Dominic Tierney
“[Fatalism] is something we all do,” he says. “We distance ourselves from bad outcomes and claim credit for good ones. So imagine the psychological pressure on a leader inching toward war to believe that it is not their fault.”
The stakes for understanding this frame of mind could not be higher. If China were to initiate a war against the U.S., notes Tierney, it may be because Chinese leaders think they were backed into a corner. That’s why Tierney advises a potentially surprising strategy: Convince your adversary they have more power and agency than they think.
This is the topic of Tierney’s next book, The Iron Dice: Fatalism and the Road to World War III (MIT Press), which looks at how fatalism can trigger war. And it won’t be the first time that Tierney, a former contributing editor at The Atlantic and a senior fellow at the Foreign Policy Research Institute, has joined high-stakes debates about international conflict.
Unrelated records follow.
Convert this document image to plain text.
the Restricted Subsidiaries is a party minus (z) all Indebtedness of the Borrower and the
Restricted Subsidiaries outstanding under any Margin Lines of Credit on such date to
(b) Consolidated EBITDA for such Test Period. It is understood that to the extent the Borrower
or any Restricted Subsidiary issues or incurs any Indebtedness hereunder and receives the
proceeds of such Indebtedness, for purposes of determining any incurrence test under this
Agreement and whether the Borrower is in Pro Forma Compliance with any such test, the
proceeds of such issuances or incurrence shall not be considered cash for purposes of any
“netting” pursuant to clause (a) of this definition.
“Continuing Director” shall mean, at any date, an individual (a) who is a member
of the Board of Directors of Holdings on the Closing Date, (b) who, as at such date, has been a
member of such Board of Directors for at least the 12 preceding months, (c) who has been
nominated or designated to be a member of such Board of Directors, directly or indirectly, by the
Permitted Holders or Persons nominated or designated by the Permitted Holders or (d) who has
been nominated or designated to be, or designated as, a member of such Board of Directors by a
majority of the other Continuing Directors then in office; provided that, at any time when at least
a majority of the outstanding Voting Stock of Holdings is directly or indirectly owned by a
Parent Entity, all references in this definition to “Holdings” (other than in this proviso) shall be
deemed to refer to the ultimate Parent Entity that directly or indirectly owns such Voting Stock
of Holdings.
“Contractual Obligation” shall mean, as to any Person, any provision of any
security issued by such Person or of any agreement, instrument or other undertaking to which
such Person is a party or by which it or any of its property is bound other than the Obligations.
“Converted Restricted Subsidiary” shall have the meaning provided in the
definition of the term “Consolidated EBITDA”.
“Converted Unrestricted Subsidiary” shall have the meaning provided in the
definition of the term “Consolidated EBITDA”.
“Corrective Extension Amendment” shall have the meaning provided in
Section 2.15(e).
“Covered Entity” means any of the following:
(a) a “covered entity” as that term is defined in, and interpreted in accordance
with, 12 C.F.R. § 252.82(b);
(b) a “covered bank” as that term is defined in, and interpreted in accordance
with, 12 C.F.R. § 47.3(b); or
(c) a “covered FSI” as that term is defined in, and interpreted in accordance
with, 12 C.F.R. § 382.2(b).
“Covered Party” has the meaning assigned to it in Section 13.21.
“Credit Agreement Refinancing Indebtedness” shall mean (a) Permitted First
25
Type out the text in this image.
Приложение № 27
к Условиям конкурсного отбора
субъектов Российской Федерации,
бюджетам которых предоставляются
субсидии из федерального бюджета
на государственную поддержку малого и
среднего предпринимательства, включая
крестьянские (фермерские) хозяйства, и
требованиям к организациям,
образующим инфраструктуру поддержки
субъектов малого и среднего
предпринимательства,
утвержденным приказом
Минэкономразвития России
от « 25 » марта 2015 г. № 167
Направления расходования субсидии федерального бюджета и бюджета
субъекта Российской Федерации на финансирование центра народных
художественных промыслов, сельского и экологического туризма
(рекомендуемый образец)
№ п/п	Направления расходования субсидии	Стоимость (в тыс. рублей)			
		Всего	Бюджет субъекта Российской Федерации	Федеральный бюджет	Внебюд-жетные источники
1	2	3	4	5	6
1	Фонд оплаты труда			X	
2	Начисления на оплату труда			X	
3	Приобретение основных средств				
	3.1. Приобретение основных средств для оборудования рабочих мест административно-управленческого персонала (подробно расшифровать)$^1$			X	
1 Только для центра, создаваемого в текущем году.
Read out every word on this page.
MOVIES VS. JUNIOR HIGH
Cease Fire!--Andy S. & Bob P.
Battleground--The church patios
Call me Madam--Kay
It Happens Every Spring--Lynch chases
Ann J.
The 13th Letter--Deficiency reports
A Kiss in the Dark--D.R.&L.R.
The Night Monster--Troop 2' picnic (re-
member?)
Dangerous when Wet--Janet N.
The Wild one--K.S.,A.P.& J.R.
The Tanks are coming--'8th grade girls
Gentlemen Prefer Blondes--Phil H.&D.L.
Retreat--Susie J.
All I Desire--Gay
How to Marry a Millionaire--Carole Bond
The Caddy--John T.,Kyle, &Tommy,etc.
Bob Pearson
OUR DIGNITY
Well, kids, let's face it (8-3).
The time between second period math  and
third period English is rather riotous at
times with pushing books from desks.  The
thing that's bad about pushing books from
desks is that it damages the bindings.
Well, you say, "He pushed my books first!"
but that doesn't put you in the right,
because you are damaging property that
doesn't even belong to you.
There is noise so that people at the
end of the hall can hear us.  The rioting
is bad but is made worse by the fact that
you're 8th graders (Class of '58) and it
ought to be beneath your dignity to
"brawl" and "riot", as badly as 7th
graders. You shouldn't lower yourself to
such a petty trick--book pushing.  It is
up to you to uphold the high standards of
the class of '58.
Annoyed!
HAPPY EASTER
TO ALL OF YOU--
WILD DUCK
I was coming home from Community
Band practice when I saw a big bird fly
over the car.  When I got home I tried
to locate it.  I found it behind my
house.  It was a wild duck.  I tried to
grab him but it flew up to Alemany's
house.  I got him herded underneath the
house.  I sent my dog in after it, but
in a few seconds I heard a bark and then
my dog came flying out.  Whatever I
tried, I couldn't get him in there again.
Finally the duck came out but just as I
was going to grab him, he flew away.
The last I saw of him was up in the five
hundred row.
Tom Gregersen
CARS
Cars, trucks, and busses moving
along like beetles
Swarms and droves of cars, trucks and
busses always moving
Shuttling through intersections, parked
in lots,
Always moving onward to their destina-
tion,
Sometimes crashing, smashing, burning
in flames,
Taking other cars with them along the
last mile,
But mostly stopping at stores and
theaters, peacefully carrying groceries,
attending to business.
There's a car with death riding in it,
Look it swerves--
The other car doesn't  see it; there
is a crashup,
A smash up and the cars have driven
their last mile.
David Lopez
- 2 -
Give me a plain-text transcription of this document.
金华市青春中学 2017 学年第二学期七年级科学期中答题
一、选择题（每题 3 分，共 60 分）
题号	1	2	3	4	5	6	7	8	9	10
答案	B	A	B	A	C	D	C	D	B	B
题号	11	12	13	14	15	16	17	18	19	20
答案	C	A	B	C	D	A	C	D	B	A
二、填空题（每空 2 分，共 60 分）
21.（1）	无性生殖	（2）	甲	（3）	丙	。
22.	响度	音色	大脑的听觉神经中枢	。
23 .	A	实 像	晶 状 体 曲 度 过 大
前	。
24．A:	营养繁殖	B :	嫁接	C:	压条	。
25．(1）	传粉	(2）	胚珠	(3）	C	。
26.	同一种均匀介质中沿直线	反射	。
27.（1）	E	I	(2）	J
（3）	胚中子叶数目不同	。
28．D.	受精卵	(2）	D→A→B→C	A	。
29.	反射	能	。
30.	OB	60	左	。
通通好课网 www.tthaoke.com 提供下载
After earning his undergraduate degree and doctorate at Oxford University — where one of his fellow students was the future U.S. National Security Advisor Jake Sullivan — Tierney joined the Swarthmore faculty in 2005. Early in his career, he was fascinated by a strange paradox: Why does the U.S., with the world’s most powerful military, keep losing wars?
American military history up to World War II is an almost uninterrupted march of victory. The era after 1945, though, tells a very different story, with a string of stalemates and defeats like Korea, Vietnam, Iraq, and Afghanistan. “Americans don’t like to think about it,” says Tierney. “The idea of losing is a threat to national identity. It is remarkable just how little discussion there is of Afghanistan. It’s like asking someone about their mortality. People just want to change the subject.”
But it’s worth thinking about loss because there are many different ways to lose a war, says Tierney, and some are better than others. Modern wars often take place in a murky quagmire of guerrilla war, civil conflict, and foreign intervention. “War isn’t a football game,” he says. “There is no scoreboard, no referee.”
In his 2015 book, The Right Way to Lose a War: America in an Age of Unwinnable Conflicts (Little, Brown and Company), Tierney argued that leaders should be prepared to salvage tolerable losses from unwinnable conflicts. “The book was meant as a ‘break glass in case of emergency’ guide for presidents,” Tierney says. Teaching at Swarthmore, he says, fuels this sort of work. Conversations with students, many of whom have worked as his research assistants, have opened lines of inquiry and helped him think about international affairs in new ways.
“It’s an incredibly fertile place to teach,” Tierney says.
And there’s never been a more important time, he adds, to be teaching students about the psychological triggers of war, or the perilous misconceptions that can bring nations to the brink of catastrophe.